We need to approach him, to convince him to give them a try. We have good products. We need to launch a big campaign. Let’s say, 15 days in New York with only Greek products. I have done this in Paris. You can have food, and you can have restaurateurs from the area prepare meals, have restaurants with musicians playing the bouzouki, etc. When I did this in Paris, it was a great success. Tourism helped me then, but you can attempt it now as well.
– Should we show him our products?
– Yes, but Greek-American experts, who know what is needed and what is in demand in America, must also come here to Greece to select products.
– Would you like to say something about the Fancy Food Show?

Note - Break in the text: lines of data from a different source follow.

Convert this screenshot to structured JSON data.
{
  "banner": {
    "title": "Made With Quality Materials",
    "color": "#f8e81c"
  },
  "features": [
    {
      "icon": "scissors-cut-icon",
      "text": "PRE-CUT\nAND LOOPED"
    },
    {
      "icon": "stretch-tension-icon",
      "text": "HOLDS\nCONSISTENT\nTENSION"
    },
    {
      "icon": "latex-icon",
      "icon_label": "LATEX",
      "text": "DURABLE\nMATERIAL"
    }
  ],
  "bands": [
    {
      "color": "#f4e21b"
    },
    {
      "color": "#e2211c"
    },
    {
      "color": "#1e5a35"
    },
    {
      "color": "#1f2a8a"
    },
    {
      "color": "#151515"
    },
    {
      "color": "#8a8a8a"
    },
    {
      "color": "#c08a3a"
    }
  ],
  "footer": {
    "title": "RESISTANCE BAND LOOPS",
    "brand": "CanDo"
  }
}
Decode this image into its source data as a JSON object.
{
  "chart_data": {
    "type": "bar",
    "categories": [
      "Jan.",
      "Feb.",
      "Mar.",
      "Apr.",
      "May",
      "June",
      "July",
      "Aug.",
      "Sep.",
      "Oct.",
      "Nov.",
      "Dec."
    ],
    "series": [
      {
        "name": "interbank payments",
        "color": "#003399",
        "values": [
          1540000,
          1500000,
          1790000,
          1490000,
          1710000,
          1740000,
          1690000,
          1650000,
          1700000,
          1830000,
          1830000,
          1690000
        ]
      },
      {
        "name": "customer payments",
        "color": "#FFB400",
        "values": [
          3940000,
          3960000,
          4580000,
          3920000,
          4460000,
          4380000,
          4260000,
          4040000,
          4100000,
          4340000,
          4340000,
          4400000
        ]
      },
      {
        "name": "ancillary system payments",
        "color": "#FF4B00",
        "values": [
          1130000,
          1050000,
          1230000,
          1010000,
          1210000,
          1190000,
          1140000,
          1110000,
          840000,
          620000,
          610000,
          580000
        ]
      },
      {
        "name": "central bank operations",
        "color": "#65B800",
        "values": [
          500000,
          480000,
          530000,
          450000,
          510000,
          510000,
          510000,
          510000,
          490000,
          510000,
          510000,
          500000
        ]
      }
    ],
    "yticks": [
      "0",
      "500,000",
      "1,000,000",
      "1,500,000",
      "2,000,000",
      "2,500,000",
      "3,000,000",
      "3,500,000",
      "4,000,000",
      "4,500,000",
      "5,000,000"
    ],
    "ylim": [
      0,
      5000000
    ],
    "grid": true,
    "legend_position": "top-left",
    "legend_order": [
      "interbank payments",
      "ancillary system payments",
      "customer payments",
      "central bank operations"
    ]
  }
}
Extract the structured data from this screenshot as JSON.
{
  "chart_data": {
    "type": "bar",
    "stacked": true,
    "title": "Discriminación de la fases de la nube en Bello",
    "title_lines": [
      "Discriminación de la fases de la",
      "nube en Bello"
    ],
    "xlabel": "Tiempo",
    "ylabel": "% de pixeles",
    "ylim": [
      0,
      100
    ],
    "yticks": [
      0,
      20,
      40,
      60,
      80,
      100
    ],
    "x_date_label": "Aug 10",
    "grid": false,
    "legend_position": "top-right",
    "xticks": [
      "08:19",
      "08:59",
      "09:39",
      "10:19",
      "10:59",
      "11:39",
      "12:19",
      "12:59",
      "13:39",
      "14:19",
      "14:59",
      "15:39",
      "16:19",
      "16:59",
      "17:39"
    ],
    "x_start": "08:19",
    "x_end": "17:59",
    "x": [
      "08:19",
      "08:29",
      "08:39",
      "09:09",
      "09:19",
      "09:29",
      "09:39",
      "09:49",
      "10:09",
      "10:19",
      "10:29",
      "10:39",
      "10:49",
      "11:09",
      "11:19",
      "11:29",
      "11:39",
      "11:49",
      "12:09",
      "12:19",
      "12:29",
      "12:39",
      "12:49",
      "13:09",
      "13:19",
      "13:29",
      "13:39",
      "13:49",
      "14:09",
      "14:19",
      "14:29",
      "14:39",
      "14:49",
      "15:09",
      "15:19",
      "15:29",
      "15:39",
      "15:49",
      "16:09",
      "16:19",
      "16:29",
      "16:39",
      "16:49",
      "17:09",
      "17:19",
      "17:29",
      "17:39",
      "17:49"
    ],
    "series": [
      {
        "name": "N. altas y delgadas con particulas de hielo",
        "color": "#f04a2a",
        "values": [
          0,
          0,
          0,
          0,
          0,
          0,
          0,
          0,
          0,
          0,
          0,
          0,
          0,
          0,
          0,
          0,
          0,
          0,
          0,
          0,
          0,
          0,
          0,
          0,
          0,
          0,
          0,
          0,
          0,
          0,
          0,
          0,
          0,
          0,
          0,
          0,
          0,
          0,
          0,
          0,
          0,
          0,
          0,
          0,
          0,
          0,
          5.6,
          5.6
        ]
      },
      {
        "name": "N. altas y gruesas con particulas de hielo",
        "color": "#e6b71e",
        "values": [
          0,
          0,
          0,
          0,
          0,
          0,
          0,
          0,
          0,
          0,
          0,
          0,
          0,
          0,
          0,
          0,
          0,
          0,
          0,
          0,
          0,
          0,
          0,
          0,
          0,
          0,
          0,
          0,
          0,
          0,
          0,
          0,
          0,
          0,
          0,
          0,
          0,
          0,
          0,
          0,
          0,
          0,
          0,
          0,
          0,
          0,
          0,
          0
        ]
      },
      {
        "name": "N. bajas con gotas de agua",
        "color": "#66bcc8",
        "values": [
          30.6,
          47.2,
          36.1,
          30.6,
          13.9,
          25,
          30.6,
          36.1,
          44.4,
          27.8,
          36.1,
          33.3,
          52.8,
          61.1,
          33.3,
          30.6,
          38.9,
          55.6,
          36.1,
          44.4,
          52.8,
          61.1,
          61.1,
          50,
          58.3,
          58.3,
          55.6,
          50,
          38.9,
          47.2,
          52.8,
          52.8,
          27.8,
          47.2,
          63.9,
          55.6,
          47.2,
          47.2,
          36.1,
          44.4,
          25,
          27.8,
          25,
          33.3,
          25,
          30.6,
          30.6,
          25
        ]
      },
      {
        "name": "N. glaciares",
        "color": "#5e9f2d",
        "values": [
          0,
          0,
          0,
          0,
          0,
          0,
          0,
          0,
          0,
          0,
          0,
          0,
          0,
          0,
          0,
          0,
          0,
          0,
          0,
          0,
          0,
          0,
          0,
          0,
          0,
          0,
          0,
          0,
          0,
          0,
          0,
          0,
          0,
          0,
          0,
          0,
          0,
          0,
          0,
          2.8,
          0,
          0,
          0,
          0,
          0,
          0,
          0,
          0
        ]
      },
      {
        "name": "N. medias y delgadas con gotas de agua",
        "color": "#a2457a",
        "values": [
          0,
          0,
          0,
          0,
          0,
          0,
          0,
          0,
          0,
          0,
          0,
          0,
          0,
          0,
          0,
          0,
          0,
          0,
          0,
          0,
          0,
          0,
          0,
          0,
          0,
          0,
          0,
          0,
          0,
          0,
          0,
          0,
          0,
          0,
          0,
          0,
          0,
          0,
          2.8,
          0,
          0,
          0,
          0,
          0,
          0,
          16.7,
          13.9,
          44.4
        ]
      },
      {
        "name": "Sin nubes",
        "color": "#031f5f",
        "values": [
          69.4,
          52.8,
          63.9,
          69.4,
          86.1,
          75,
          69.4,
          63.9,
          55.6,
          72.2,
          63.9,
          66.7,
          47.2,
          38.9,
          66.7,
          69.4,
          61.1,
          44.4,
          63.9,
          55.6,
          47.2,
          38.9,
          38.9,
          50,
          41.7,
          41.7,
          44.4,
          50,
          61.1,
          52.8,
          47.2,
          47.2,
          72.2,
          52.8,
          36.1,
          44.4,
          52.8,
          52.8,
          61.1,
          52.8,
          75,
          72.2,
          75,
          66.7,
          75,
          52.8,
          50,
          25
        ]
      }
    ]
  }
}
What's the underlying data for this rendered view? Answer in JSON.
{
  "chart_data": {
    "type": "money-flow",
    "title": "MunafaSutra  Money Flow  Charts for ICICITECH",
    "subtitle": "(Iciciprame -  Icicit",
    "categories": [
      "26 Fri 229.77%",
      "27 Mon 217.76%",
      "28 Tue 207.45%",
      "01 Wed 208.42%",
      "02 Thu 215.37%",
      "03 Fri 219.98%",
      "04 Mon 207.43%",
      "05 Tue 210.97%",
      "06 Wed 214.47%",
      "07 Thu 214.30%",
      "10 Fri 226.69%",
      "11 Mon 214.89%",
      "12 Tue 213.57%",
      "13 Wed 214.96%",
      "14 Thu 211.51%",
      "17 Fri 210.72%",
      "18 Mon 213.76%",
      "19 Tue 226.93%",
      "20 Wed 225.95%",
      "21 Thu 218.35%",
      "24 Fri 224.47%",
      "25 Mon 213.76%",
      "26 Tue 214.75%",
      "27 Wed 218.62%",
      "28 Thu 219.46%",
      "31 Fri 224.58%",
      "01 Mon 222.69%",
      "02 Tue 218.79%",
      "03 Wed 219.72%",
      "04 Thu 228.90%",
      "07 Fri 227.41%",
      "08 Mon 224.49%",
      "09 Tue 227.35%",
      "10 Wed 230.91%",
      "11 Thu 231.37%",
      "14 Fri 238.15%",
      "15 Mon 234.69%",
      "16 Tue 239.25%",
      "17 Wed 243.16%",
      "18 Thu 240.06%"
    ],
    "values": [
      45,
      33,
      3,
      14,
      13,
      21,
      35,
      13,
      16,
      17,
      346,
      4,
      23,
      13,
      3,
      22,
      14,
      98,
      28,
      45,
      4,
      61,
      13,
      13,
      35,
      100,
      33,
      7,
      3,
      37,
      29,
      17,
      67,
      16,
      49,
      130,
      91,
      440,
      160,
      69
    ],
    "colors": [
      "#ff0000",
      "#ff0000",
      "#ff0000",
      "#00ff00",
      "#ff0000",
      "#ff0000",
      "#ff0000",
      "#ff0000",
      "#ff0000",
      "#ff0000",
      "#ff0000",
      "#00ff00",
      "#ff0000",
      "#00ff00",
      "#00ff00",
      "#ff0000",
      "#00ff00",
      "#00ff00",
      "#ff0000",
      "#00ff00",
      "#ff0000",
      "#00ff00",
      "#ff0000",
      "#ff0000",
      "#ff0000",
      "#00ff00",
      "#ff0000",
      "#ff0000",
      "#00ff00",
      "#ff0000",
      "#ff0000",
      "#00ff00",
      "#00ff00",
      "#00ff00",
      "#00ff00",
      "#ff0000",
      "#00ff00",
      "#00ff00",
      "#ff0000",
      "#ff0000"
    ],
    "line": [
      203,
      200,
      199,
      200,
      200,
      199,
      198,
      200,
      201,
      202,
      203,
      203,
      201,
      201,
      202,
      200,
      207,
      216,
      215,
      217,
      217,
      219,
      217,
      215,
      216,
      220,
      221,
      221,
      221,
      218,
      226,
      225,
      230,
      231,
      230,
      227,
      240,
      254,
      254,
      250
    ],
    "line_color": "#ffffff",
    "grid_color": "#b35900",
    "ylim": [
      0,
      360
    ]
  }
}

It is dedicated to Greek products. That is a good thing. I hope it is a success. However, in addition to these exhibitions, we can go as a country in an organized manner, and come into contact with the Greek restaurant owners in America first. We can organize a big event with the restaurants. In France, we had organized something similar in the Louvre, which was successful. A ‘Greek food day,’ so to speak.
– Throughout the crisis, Estiator has systematically campaigned to encourage Greek-Americans to consume Greek products.
– Yes, I see the magazine. It’s exceptional, congratulations. I would say it’s invaluable. I must add that, because we traditionally have always had very good relations and the Archbishop of America has always played a significant role, we would like to see him involved as well. You should know that, as an organization, the PEA does not only promote products for commercial purposes. We are promoting Greece.
This is why exports must become substantial again, as they were a few years ago. Now they have diminished. There are many opportunities here in Greece. One final example: The Mediterranean diet, which has become established worldwide, is primarily a Greek affair. We are the leaders in this field.